Still, the city approved the plans of developer Duke Realty Corp. for a warehouse with 22 truck bays, 40 truck parking spaces and 95 standard parking spaces. The warehouse, which would operate 24 hours a day, was expected to witness more than 110 daily truck trips and 272 daily passenger car trips.
Bonta’s office argued that Fontana violated California environmental quality law by approving Duke Realty’s plan because it failed to account for the burden of air quality issues from existing traffic in warehouses.
Fontana officials, who described the new ordinance as “one of the strictest environmental regulations in California,” said the new stipulations will ensure that any industrial development in the city exceeds all federal and state environmental standards. for warehouses and freight operations.
“We agree with Attorney General Bonta – this order should serve as a model for other local governments in the state. We are proud to lead the way once again,” Fontana Mayor Acquanetta Warren said in a statement Monday.

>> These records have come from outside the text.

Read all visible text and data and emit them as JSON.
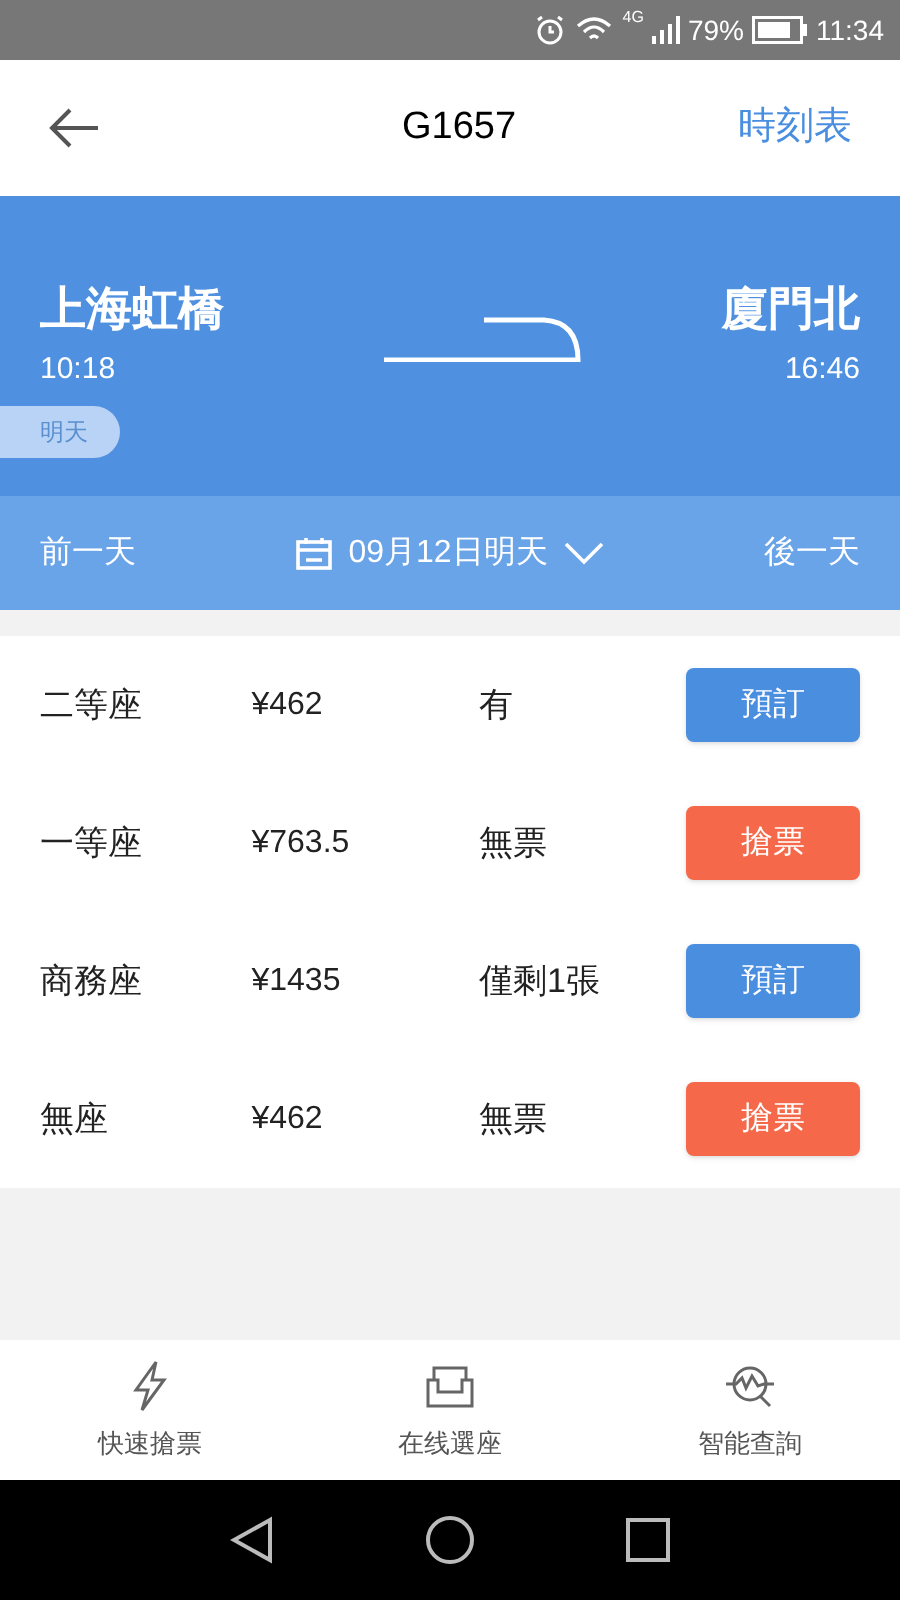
{
  "status_bar": {
    "network": "4G",
    "battery": "79%",
    "time": "11:34"
  },
  "header": {
    "title": "G1657",
    "action": "時刻表"
  },
  "train": {
    "from": "上海虹橋",
    "depart": "10:18",
    "to": "廈門北",
    "arrive": "16:46",
    "badge": "明天"
  },
  "date_bar": {
    "prev": "前一天",
    "date": "09月12日明天",
    "next": "後一天"
  },
  "seats": [
    {
      "name": "二等座",
      "price": "¥462",
      "availability": "有",
      "button": {
        "label": "預訂",
        "kind": "book"
      }
    },
    {
      "name": "一等座",
      "price": "¥763.5",
      "availability": "無票",
      "button": {
        "label": "搶票",
        "kind": "grab"
      }
    },
    {
      "name": "商務座",
      "price": "¥1435",
      "availability": "僅剩1張",
      "button": {
        "label": "預訂",
        "kind": "book"
      }
    },
    {
      "name": "無座",
      "price": "¥462",
      "availability": "無票",
      "button": {
        "label": "搶票",
        "kind": "grab"
      }
    }
  ],
  "bottom_tabs": [
    {
      "label": "快速搶票",
      "kind": "bolt"
    },
    {
      "label": "在线選座",
      "kind": "seat"
    },
    {
      "label": "智能查詢",
      "kind": "chart"
    }
  ]
}
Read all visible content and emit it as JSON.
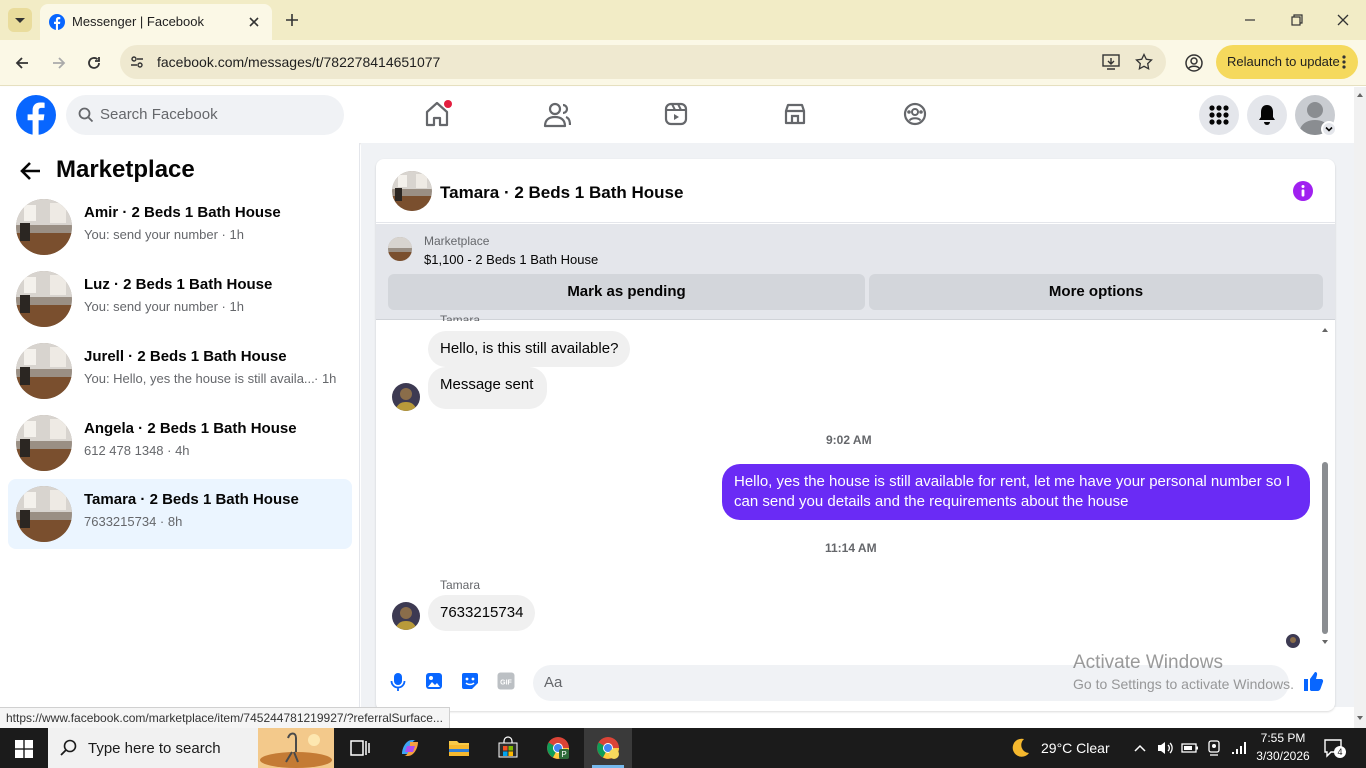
{
  "browser": {
    "tab_title": "Messenger | Facebook",
    "url": "facebook.com/messages/t/782278414651077",
    "relaunch_label": "Relaunch to update",
    "status_url": "https://www.facebook.com/marketplace/item/745244781219927/?referralSurface..."
  },
  "fb_header": {
    "search_placeholder": "Search Facebook"
  },
  "sidebar": {
    "title": "Marketplace",
    "conversations": [
      {
        "title": "Amir · 2 Beds 1 Bath House",
        "subtitle": "You: send your number · 1h"
      },
      {
        "title": "Luz · 2 Beds 1 Bath House",
        "subtitle": "You: send your number · 1h"
      },
      {
        "title": "Jurell · 2 Beds 1 Bath House",
        "subtitle": "You: Hello, yes the house is still availa...",
        "time": "· 1h"
      },
      {
        "title": "Angela · 2 Beds 1 Bath House",
        "subtitle": "612 478 1348 · 4h"
      },
      {
        "title": "Tamara · 2 Beds 1 Bath House",
        "subtitle": "7633215734 · 8h"
      }
    ]
  },
  "chat": {
    "title": "Tamara · 2 Beds 1 Bath House",
    "listing_source": "Marketplace",
    "listing_title": "$1,100 - 2 Beds 1 Bath House",
    "mark_pending_label": "Mark as pending",
    "more_options_label": "More options",
    "sender_name_top": "Tamara",
    "msg1": "Hello, is this still available?",
    "msg2": "Message sent",
    "stamp1": "9:02 AM",
    "my_msg": "Hello, yes the house is still available for rent, let me have your personal number so I can send you details and the requirements about the house",
    "stamp2": "11:14 AM",
    "sender_name": "Tamara",
    "msg3": "7633215734",
    "composer_placeholder": "Aa"
  },
  "watermark": {
    "line1": "Activate Windows",
    "line2": "Go to Settings to activate Windows."
  },
  "taskbar": {
    "search_placeholder": "Type here to search",
    "weather": "29°C  Clear",
    "time": "7:55 PM",
    "date": "3/30/2026",
    "notification_count": "4"
  },
  "colors": {
    "fb_blue": "#0866ff",
    "sent_bubble": "#6a2bf5",
    "relaunch_bg": "#f5d95d"
  }
}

Sena, the community leader of South Fontana, countered the idea that this is a proactive effort by the city. Before the attorney general’s office stepped in, she raised $315 to file a formal appeal of the Duke Realty warehouse project, which the city voted to reject.
“Of course they have to defend their reputation and make it look like it was their idea to create the order, when in reality they were forced into this order with the lawsuit,” Sena said.
The ordinance will only focus on larger warehouse developments, which have become the norm regionally and nationally. According to commercial real estate and investment firm CBRE Group, the average size of a warehouse in the Inland Empire between 2002 and 2007 was about 105,000 square feet. Between 2012 and 2017 it was around 305,000 square feet.
Much of the order sets out requirements for facilities larger than 400,000 square feet and will not affect the warehouse next to Jurupa Hills High School.
As part of the settlement, developer Duke Realty will have to spend $210,000, which will go toward planting a landscape buffer on school grounds and providing a five-year supply of air filters to up to to 1,750 nearby households.
For community members like Sena, it’s not a perfect compromise, but it’s a start.
“It’s a step in the right direction,” Sena said, “but we have a lot of miles to go.”